Hydatidiform mole; Complete hydatidiform mole, early; p57Kip2 immunohistochemistry

MeSH Terms

Diagnosis
Eosine Yellowish-(YS)
Female
Fertilization
Gestational Trophoblastic Disease
Hematoxylin
Hydatidiform Mole*
Hyperplasia
Immunohistochemistry
Molar*
Pregnancy
Trophoblasts*
Eosine Yellowish-(YS)
Hematoxylin

Figure

  • Fig. 1. (A) Complete hydatidiform mole (CHM): irregular villous outline (club shaped) with villous stromal karyorrhectic debris. (B) Partial hydatidiform mole (PHM). Two villous populations; large edematous villi with irregular outline and normal appearing nondistended ones. (C) Hydropic abortion (HA): distended villi with hydropic change. (D) CHM: trophoblastic inclusion (arrow). (E) CHM: cistern formation. (F) CHM: multifocal villous trophoblastic hyperplasia. (G) HA: positive p57Kip2 nuclear staining in intermediate trophoblast as positive internal control (asterisk).
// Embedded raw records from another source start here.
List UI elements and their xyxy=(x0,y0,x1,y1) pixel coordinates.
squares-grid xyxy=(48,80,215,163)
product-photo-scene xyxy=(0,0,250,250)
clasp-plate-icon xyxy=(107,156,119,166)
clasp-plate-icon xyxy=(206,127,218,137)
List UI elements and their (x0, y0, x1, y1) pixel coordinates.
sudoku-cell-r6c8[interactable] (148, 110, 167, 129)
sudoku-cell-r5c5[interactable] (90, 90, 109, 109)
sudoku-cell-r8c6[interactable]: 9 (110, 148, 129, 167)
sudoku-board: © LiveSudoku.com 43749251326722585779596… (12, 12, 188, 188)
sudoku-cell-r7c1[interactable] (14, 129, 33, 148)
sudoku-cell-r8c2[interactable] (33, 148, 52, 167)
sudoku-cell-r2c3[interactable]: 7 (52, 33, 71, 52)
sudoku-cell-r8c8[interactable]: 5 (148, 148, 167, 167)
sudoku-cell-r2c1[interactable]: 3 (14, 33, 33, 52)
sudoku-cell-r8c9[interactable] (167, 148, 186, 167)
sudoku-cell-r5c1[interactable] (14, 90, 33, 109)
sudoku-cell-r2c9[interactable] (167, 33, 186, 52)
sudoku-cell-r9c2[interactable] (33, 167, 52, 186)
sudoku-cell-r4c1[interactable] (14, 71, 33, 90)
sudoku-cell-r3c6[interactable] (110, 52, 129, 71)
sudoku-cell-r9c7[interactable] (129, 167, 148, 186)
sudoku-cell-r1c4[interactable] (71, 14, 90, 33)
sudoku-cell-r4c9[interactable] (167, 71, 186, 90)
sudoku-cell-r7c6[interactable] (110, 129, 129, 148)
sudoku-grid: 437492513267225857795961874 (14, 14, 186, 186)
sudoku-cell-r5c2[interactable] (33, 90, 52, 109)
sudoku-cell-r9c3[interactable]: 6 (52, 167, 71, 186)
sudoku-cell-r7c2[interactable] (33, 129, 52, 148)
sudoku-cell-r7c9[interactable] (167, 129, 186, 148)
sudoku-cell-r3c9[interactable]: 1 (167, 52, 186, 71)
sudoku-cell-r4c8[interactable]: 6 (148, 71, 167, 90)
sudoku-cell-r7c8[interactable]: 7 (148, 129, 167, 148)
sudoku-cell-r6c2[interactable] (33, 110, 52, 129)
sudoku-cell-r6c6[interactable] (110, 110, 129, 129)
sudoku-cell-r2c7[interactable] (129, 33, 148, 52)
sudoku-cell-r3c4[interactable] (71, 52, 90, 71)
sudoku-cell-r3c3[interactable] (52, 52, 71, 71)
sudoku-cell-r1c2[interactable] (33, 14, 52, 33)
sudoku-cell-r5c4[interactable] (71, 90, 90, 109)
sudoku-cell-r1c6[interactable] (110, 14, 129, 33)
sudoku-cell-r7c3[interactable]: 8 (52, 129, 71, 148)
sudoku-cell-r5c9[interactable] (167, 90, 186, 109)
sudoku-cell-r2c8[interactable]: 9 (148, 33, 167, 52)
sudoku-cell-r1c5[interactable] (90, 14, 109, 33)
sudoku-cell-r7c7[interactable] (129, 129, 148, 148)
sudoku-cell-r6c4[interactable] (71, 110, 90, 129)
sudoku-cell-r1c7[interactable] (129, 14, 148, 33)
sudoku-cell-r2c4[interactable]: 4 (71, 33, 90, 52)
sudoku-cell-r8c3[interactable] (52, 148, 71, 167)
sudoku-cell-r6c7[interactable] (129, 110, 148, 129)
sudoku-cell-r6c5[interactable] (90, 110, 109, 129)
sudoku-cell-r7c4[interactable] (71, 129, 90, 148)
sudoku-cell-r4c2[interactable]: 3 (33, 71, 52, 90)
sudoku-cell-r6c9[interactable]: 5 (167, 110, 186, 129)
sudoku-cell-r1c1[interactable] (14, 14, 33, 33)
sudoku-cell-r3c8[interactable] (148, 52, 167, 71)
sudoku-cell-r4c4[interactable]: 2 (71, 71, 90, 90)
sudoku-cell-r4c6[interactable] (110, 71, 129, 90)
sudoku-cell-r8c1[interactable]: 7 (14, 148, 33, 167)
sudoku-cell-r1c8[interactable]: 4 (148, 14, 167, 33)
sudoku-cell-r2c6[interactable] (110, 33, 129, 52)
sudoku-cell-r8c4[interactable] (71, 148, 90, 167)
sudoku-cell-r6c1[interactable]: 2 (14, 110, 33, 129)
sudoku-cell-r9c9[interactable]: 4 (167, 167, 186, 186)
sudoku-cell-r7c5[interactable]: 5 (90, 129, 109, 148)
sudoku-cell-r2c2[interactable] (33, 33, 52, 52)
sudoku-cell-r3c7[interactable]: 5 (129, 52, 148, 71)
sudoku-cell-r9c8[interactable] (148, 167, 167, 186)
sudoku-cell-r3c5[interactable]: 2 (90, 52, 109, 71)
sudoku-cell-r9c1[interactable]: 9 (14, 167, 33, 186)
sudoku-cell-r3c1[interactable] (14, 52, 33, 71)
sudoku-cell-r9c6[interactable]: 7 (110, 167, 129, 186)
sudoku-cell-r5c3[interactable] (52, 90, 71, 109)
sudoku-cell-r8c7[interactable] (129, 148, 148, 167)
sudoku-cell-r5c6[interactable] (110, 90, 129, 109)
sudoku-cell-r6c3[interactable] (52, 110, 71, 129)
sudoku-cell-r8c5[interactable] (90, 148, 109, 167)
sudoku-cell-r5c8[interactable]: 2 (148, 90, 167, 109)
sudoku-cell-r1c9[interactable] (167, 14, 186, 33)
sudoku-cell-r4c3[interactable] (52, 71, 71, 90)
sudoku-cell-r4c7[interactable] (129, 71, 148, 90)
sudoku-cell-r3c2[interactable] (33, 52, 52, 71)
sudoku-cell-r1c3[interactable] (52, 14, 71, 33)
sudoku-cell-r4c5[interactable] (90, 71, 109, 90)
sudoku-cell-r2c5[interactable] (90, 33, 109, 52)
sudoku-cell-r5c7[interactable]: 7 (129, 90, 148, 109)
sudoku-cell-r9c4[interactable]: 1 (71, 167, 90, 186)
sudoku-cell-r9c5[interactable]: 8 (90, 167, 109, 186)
Positive p57Kip2 nuclear staining in villous cytotrophoblasts (CT) (short arrow) and villous stromal cells (long arrow) (immunoperoxidase). (H) CHM p57Kip2 immunohistochemistry: negative nuclear staining in villous CT (short arrow) and villous stromal cells (long arrow); positive p57Kip2 nuclear staining in intermediate trophoblast as positive internal control (asterisk) (immunoperoxidase). (I) PHM: positive p57Kip2 nuclear staining in villous CT (short arrow) and villous stromal cells (long arrow) (immunoperoxidase).